Well, I found a recent inquiry into getting a different auto insurance
policy to be, ah, shall we say, "enlightening"  I still have my current
policy which doesn't take that particular weirdness into account, but
anyhoo, check this out.

One of the reasons the potential new insurer had for rejecting us from the
preferred rate was an accident my wife had in September 2004.  This
insurance company, rather than using the CLUE reports (which have their own
problems), go into a DMV driver's history.

Huh?!  What accident?  Something like that isn't something you just
casually forget.

So we call the DMV, get the name of the town (it's the same town as the
school district my wife used to work at), and so we get the report.

Oh, yes, now the memories come back.  But why on earth did the officer
write an accident report for THIS incident?!

Keep in mind my perception may be skewed.  Once, in college, a fellow
student ran out in front of me from between two stopped cars in traffic
(not anywhere near a crosswalk).  I hit him hard enough to flip him over
and land him on his back.  However, he insisted I was fine, and only
reluctantly stayed to exchange information with me, and when he was about
to leave, police showed up, repeat info exchange, and the officer was going
to call an ambulance.

"Nah, I'm ok, I don't want to miss this class."

"Uh, are you sure?"

"Yeah, I'm fine."

"Well, ok, uh, well, um, in that case I'm not going to write up an accident
report.  I'll just put in an entry on the night's incident sheet."

So, somebody who landed on the pavement, and no accident report because he
was unhurt.


Ok, back to the present now.  My wife's accident was that she hit a student
on a bicycle.  Now, as awful as that sounds, here's the circumstances.

1) The student was a high-schooler riding in an elementary school parking
lot on his bicycle.
2) Hugging near the parking-lot-line, shielded by two SUVs
3) The wrong way on a one-way street.
4) My wife put the car in drive, and had traveled a total of 12-inches when
she hit the cyclist.  Never got her foot to the gas pedal.
5) The kid was knocked down, picked himself and his bike up, and took off.
My wife was only able to get a first name.

When she went into the school and mentioned it to the principal, the
principal said "Don't worry about it."

However, when she called me and told me, I told her to immediately get the
police.  The *last* thing we need is this kid remembering the car and
license plate, and then his parents being the first ones to the police,
deciding that they might have a big settlement coming.

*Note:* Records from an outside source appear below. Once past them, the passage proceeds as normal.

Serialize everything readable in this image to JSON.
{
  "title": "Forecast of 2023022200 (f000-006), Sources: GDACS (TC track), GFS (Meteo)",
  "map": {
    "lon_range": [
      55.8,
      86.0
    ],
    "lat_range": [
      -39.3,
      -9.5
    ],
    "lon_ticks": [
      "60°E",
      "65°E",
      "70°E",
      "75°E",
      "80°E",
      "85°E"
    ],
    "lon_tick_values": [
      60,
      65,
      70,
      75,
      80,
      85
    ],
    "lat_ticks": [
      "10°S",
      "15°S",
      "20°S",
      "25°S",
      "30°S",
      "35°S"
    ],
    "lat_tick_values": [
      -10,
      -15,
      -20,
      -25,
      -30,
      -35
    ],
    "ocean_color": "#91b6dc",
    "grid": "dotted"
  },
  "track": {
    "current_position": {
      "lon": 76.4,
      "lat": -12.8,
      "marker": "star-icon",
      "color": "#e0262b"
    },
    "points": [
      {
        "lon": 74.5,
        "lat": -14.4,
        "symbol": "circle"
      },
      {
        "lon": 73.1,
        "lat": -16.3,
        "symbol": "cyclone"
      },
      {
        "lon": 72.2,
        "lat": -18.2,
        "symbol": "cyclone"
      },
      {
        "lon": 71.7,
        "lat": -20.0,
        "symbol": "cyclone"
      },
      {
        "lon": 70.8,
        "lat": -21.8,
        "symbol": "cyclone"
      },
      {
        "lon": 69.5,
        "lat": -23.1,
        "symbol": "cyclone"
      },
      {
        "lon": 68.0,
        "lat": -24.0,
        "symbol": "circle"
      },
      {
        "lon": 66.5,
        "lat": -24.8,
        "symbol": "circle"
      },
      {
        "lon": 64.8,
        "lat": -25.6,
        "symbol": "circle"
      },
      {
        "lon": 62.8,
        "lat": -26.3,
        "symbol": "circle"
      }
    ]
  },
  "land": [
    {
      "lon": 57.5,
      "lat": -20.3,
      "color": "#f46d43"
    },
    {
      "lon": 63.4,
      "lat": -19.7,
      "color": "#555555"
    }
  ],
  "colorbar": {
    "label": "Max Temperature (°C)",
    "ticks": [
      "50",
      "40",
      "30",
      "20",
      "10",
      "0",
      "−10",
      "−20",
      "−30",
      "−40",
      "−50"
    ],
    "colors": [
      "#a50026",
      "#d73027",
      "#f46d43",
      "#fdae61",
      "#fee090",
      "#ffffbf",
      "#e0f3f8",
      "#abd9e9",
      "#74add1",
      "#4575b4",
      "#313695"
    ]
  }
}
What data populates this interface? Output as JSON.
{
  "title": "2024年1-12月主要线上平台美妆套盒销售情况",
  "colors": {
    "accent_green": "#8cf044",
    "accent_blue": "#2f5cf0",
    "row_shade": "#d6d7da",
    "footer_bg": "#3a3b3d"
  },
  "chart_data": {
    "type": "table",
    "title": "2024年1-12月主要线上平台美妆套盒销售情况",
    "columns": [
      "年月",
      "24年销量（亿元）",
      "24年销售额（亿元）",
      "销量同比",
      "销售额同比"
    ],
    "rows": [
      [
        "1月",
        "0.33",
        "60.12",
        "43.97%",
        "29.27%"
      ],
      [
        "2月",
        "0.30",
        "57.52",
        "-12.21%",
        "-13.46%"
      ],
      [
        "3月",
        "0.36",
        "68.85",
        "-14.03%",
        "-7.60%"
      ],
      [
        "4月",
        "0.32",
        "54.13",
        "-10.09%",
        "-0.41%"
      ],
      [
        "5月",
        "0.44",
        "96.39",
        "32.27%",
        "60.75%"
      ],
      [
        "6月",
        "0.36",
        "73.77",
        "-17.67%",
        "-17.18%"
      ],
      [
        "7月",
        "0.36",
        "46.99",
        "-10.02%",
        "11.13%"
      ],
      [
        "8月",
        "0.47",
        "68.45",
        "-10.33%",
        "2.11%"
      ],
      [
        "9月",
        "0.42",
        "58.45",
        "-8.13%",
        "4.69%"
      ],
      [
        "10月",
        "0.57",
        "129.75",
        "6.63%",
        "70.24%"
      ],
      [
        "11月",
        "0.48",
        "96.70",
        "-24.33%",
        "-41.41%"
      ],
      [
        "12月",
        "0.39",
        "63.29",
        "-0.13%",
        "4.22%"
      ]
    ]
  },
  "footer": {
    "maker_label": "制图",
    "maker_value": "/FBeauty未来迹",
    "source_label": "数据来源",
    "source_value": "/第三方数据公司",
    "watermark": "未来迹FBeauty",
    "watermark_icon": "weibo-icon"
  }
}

Well, she followed my advice, and the report, I believe, still lists things
as "pending".   Neither the kid nor his family ever contacted police.


So I guess my confusion is, why was a full blown accident report written up
at all, and why was it submitted to the DMV if there was no actual second
party (well, the first name my wife got from the kid is written in,
followed by a question mark)?

Or was it that the one back when I was in college did wrong by not writing
a full accident report, and thus hopelessly skewing my perception?


Anyhoo, I know the insurance company said to submit the report, and any
accompanying explanation, so that our insurance application will be
reevaluated.  It's not a big deal, it just strikes me as exceptionally
strange.  Not like alien-abduction strange or anything, but just sorta weird.

Well, in any case, thus the subject-line I used.